Sleep, O2 Therapy Providers Settle With U.S.

     (CN) – North Atlantic Medical Services Inc. agreed to pay $852,378 to resolve allegations it is submitted claims to Medicare and Medicaid for sleep and oxygen therapies provided by unlicensed personnel, the Justice Department announced.
     North Atlantic Medical Services is a Massachusetts-based medical device company that does business across the country as Regional Home Care Inc. It’s primary business is providing services and equipment for the treatment of respiratory ailments, such as oxygen deficiency and sleep apnea.
     Federal prosecutors said the unlawful requests for Medicare and Medicaid reimbursements go back to at least 2002, when North Atlantic Medical Services allegedly first began bulling for oxygen therapy performed by unlicensed practitioners.
     As the name implies, oxygen therapy is the administration of supplementary oxygen to treat patients suffering from chronic obstructive pulmonary disease, chronic bronchitis or emphysema.
     In 2006, prosecutors say, North Atlantic Medical Services expanded its allegedly unlawful billing practices to its treatments of sleep disorders as well.
     Over the years, the company “submitted (or caused to be submitted) thousands of false or fraudulent claims to Medicare, Medicaid and other government health care programs in violation of the Federal and Massachusetts [False Claims Act],” according to a complaint filed in the federal court in Boston.
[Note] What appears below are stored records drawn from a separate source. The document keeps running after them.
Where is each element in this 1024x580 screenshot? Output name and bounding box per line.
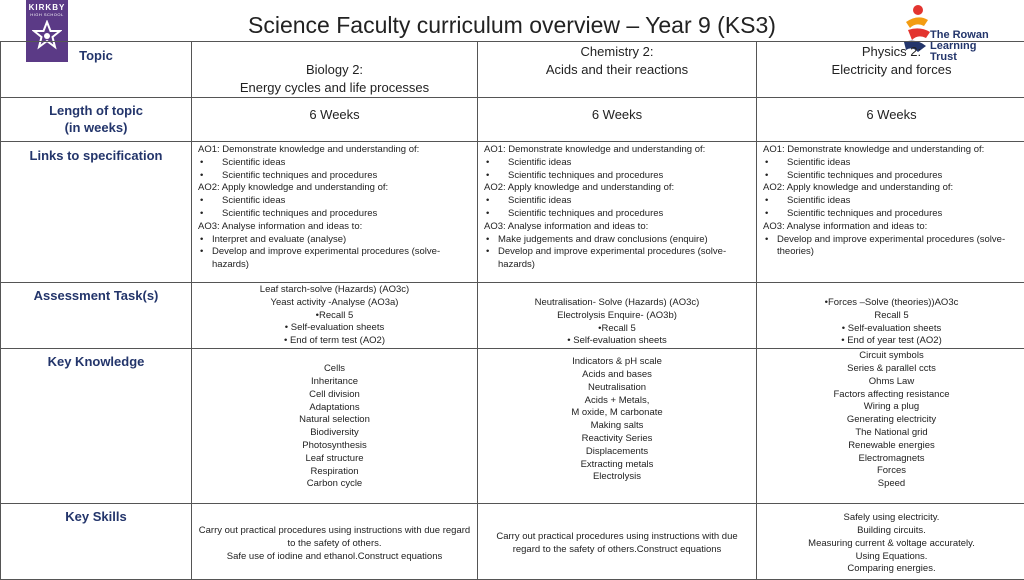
- knowledge-item: Biodiversity: [192, 427, 477, 440]
- knowledge-item: Natural selection: [192, 414, 477, 427]
- knowledge-item: Speed: [757, 478, 1024, 491]
- assessment-item: Yeast activity -Analyse (AO3a): [192, 297, 477, 310]
- ao-item: • Develop and improve experimental procedures (solve-hazards): [484, 246, 752, 272]
- length-row: [1, 98, 1024, 142]
- assessment-item: •Recall 5: [478, 323, 756, 336]
- topic-chemistry-line1: Chemistry 2:: [478, 42, 756, 61]
- knowledge-item: Series & parallel ccts: [757, 363, 1024, 376]
- knowledge-item: Inheritance: [192, 376, 477, 389]
- knowledge-item: Electrolysis: [478, 471, 756, 484]
- trust-logo-line2: Learning Trust: [930, 41, 998, 63]
- length-biology: 6 Weeks: [192, 98, 477, 124]
- length-chemistry: 6 Weeks: [478, 98, 756, 124]
- ao-item: • Scientific techniques and procedures: [484, 208, 752, 221]
- knowledge-cell-physics: [757, 349, 1024, 504]
- ao3-text: AO3: Analyse information and ideas to:: [763, 221, 1022, 234]
- ao2-text: AO2: Apply knowledge and understanding of:: [198, 182, 473, 195]
- topic-row: [1, 42, 1024, 98]
- knowledge-item: Forces: [757, 465, 1024, 478]
- ao-item: • Scientific techniques and procedures: [763, 170, 1022, 183]
- knowledge-item: Acids + Metals,: [478, 395, 756, 408]
- skills-item: Safe use of iodine and ethanol.Construct equations: [194, 551, 475, 564]
- assessment-row: [1, 283, 1024, 349]
- length-cell-physics: [757, 98, 1024, 142]
- assessment-item: • Self-evaluation sheets: [478, 335, 756, 348]
- ao1-text: AO1: Demonstrate knowledge and understanding of:: [484, 144, 752, 157]
- ao2-text: AO2: Apply knowledge and understanding of:: [763, 182, 1022, 195]
- knowledge-cell-biology: [192, 349, 478, 504]
- knowledge-item: Making salts: [478, 420, 756, 433]
- knowledge-item: Respiration: [192, 466, 477, 479]
- links-cell-chemistry: [478, 142, 757, 283]
- skills-row: [1, 504, 1024, 580]
- knowledge-item: M oxide, M carbonate: [478, 407, 756, 420]
- assessment-item: Neutralisation- Solve (Hazards) (AO3c): [478, 297, 756, 310]
- topic-header-label: Topic: [1, 42, 191, 63]
- skills-header: [1, 504, 192, 580]
- knowledge-item: Displacements: [478, 446, 756, 459]
- assessment-item: •Recall 5: [192, 310, 477, 323]
- ao1-text: AO1: Demonstrate knowledge and understanding of:: [763, 144, 1022, 157]
- assessment-item: • Self-evaluation sheets: [192, 322, 477, 335]
- ao3-text: AO3: Analyse information and ideas to:: [198, 221, 473, 234]
- assessment-item: • End of term test (AO2): [192, 335, 477, 348]
- knowledge-item: Carbon cycle: [192, 478, 477, 491]
- length-header-line1: Length of topic: [1, 102, 191, 119]
- assessment-item: • Self-evaluation sheets: [757, 323, 1024, 336]
- ao2-text: AO2: Apply knowledge and understanding of:: [484, 182, 752, 195]
- topic-cell-physics: [757, 42, 1024, 98]
- knowledge-item: Leaf structure: [192, 453, 477, 466]
- ao-item: • Scientific techniques and procedures: [763, 208, 1022, 221]
- links-header: [1, 142, 192, 283]
- ao-item: • Scientific techniques and procedures: [198, 208, 473, 221]
- trust-logo-line1: The Rowan: [930, 30, 998, 41]
- knowledge-item: The National grid: [757, 427, 1024, 440]
- topic-physics-line1: Physics 2:: [757, 42, 1024, 61]
- knowledge-item: Cell division: [192, 389, 477, 402]
- assessment-item: Electrolysis Enquire- (AO3b): [478, 310, 756, 323]
- skills-cell-chemistry: [478, 504, 757, 580]
- assessment-item: • End of year test (AO2): [757, 335, 1024, 348]
- ao3-text: AO3: Analyse information and ideas to:: [484, 221, 752, 234]
- knowledge-item: Neutralisation: [478, 382, 756, 395]
- topic-physics-line2: Electricity and forces: [757, 61, 1024, 79]
- knowledge-header: [1, 349, 192, 504]
- links-row: [1, 142, 1024, 283]
- assessment-cell-chemistry: [478, 283, 757, 349]
- links-cell-biology: [192, 142, 478, 283]
- knowledge-row: [1, 349, 1024, 504]
- knowledge-item: Acids and bases: [478, 369, 756, 382]
- knowledge-item: Generating electricity: [757, 414, 1024, 427]
- ao-item: • Develop and improve experimental procedures (solve-theories): [763, 234, 1022, 260]
- ao-item: • Interpret and evaluate (analyse): [198, 234, 473, 247]
- ao-item: • Scientific ideas: [763, 157, 1022, 170]
- knowledge-item: Indicators & pH scale: [478, 356, 756, 369]
- ao-item: • Scientific ideas: [763, 195, 1022, 208]
- knowledge-item: Renewable energies: [757, 440, 1024, 453]
- page-title: Science Faculty curriculum overview – Year 9 (KS3): [0, 12, 1024, 39]
- knowledge-item: Photosynthesis: [192, 440, 477, 453]
- ao1-text: AO1: Demonstrate knowledge and understanding of:: [198, 144, 473, 157]
- length-cell-biology: [192, 98, 478, 142]
- assessment-header-label: Assessment Task(s): [1, 283, 191, 303]
- knowledge-cell-chemistry: [478, 349, 757, 504]
- skills-item: Measuring current & voltage accurately.: [757, 538, 1024, 551]
- ao-item: • Scientific techniques and procedures: [198, 170, 473, 183]
- ao-item: • Scientific ideas: [198, 157, 473, 170]
- length-header-line2: (in weeks): [1, 119, 191, 136]
- skills-item: Safely using electricity.: [757, 512, 1024, 525]
- topic-cell-biology: [192, 42, 478, 98]
- ao-item: • Scientific ideas: [484, 195, 752, 208]
- links-cell-physics: [757, 142, 1024, 283]
- topic-biology-line1: Biology 2:: [192, 42, 477, 79]
- assessment-header: [1, 283, 192, 349]
- assessment-cell-biology: [192, 283, 478, 349]
- links-header-label: Links to specification: [1, 142, 191, 163]
- skills-item: Building circuits.: [757, 525, 1024, 538]
- knowledge-item: Extracting metals: [478, 459, 756, 472]
- school-logo-sub: HIGH SCHOOL: [26, 12, 68, 17]
- assessment-item: •Forces –Solve (theories))AO3c: [757, 297, 1024, 310]
- skills-header-label: Key Skills: [1, 504, 191, 524]
- knowledge-item: Reactivity Series: [478, 433, 756, 446]
- skills-cell-physics: [757, 504, 1024, 580]
- assessment-item: Recall 5: [757, 310, 1024, 323]
- knowledge-item: Ohms Law: [757, 376, 1024, 389]
- school-logo-name: KIRKBY: [26, 0, 68, 12]
- skills-item: Carry out practical procedures using instructions with due regard to the safety of others.: [194, 525, 475, 551]
- topic-chemistry-line2: Acids and their reactions: [478, 61, 756, 79]
- ao-item: • Develop and improve experimental procedures (solve-hazards): [198, 246, 473, 272]
- knowledge-item: Electromagnets: [757, 453, 1024, 466]
- skills-cell-biology: [192, 504, 478, 580]
- topic-biology-line2: Energy cycles and life processes: [192, 79, 477, 97]
- skills-item: Using Equations.: [757, 551, 1024, 564]
- topic-cell-chemistry: [478, 42, 757, 98]
- length-header: [1, 98, 192, 142]
- curriculum-table: [0, 41, 1024, 580]
- skills-item: Comparing energies.: [757, 563, 1024, 576]
- knowledge-item: Circuit symbols: [757, 350, 1024, 363]
- length-cell-chemistry: [478, 98, 757, 142]
- assessment-cell-physics: [757, 283, 1024, 349]
- length-physics: 6 Weeks: [757, 98, 1024, 124]
- ao-item: • Make judgements and draw conclusions (enquire): [484, 234, 752, 247]
- knowledge-header-label: Key Knowledge: [1, 349, 191, 369]
- ao-item: • Scientific techniques and procedures: [484, 170, 752, 183]
- knowledge-item: Wiring a plug: [757, 401, 1024, 414]
- ao-item: • Scientific ideas: [198, 195, 473, 208]
- knowledge-item: Adaptations: [192, 402, 477, 415]
- skills-item: Carry out practical procedures using instructions with due regard to the safety of others.Construct equations: [492, 531, 742, 557]
- knowledge-item: Cells: [192, 363, 477, 376]
- assessment-item: Leaf starch-solve (Hazards) (AO3c): [192, 284, 477, 297]
- topic-header: [1, 42, 192, 98]
- knowledge-item: Factors affecting resistance: [757, 389, 1024, 402]
- ao-item: • Scientific ideas: [484, 157, 752, 170]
     The government also claims that even licensed therapists working for the defendants failed to make required follow-up visits to patients.
     Medicare and Medicaid require suppliers of respiratory therapy equipment and services to comply with state licensing standards. In Massachusetts, the Department of Public Health requires respiratory therapists to apply for and obtain a license.
     This settlement resolves allegations that focus specifically on the company’s activities between September 2010 to January 2013, the years after the North Atlantic Medical Services received notice from the Massachusetts Department of Public Health that it was breaking the law.
     Prosecutors say even after receiving that notice, the company continued to use unlicensed personnel and bill Medicare and Medicaid for these services.
     “In addition, by failing to return or refund or notify the United States and/or the Commonwealth that NAMS has received overpayments from Medicare and/or Medicaid and other government healthcare programs, the Defendant is violating and is continuing to violate the Federal and Massachusetts FCAs,” the complaint says.
     Worse, the government says, “The use of unlicensed personnel and failure to provide follow up visits by licensed personnel in contravention of federal and state law endangers the patient’s quality of care, health, and safety.”
     Under the terms of the settlement, Massachusetts will receive $229,210, while two former NAMS employees Konstantinos Gakis and Demetri Papageorgiou will receive $153,428.
     The False Claims Act allows private citizens to file suit for false claims on behalf of the government and to share in the government’s recovery.